Récits / Racines (épisode 2)

Mon métier consiste à raconter des histoires aux autres.

Il faut que je les raconte.

Je ne peux pas ne pas les raconter.

Giorgio Strehler

 

funambule

 

 

Que peut le théâtre face aux crises dans lesquelles le monde se débat ?
Que pèse un poète face à une planète qui craque de partout ?
Que vaut le funambule qui avance téméraire (inconscient ?) sur le fil de son récit,
cherchant l’équilibre entre le rire et les larmes, entre le savant et le populaire… ?


Ce deuxième épisode du cycle Récits / racines entamé en 2010 vient nourrir ces questions,
et égrène des éléments de réponse. Oui, nous sommes là pour raconter des histoires,
histoires d’humains et de dieux, d’ici et d’ailleurs, de luttes et d’amours. Oui, nous sommes là
pour sans relâche explorer et faire (re)découvrir les grands textes, les mythologies, les auteurs.
0ui, nous sommes là pour inventer des formes nouvelles et en même temps pour faire vivre
et transmettre celles qui nous viennent du passé proche ou lointain. Nous sommes là
pour sillonner les routes de Bourgogne avec des spectacles dont nous sommes fiers,
et pour accueillir à Dijon les théâtres du monde. Pour mélanger les genres, les gens,
les générations ; pour organiser la rencontre et assurer le passage de relais entre
« vieilles » branches et « jeunes » pousses.
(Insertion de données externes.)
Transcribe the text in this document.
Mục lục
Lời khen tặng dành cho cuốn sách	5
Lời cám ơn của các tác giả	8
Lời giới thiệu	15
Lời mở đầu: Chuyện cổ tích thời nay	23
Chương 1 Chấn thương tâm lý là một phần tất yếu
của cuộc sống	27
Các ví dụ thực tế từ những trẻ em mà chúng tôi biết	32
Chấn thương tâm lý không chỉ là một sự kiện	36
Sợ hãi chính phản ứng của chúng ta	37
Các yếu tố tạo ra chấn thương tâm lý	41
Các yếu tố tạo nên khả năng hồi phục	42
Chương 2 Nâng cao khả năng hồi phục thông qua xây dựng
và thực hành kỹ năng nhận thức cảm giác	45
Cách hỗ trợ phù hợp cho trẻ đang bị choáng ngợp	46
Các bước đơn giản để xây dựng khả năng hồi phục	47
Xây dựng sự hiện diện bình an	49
Là pour rassembler, autour de ces récits
et des artisans qui les fabriquent, la communauté à laquelle elle s’adresse : nous, vous, le public
(c’est pour cela que Jean Vilar disait du théâtre qu’il est un service public comme le gaz ou l’électricité).
Ça peut sembler dévalorisant d’assimiler un art à un service : l’art ne sert rien ni personne, dira-t-on ;
mais ça peut tout aussi bien sembler présomptueux d’ériger au rang de service public un simple
divertissement. Pas si on y voit une modeste mais vitale entreprise de transformation :
« Congédier les fantasmes du verbe fait chair et du spectateur rendu actif, savoir
que les mots sont seulement des mots et les spectacles seulement des spectacles
peut nous aider à mieux comprendre comment les mots et les images, les histoires
et les performances peuvent changer quelque chose au monde où nous vivons»
écrit le philosophe Jacques Rancière dans le Spectateur émancipé.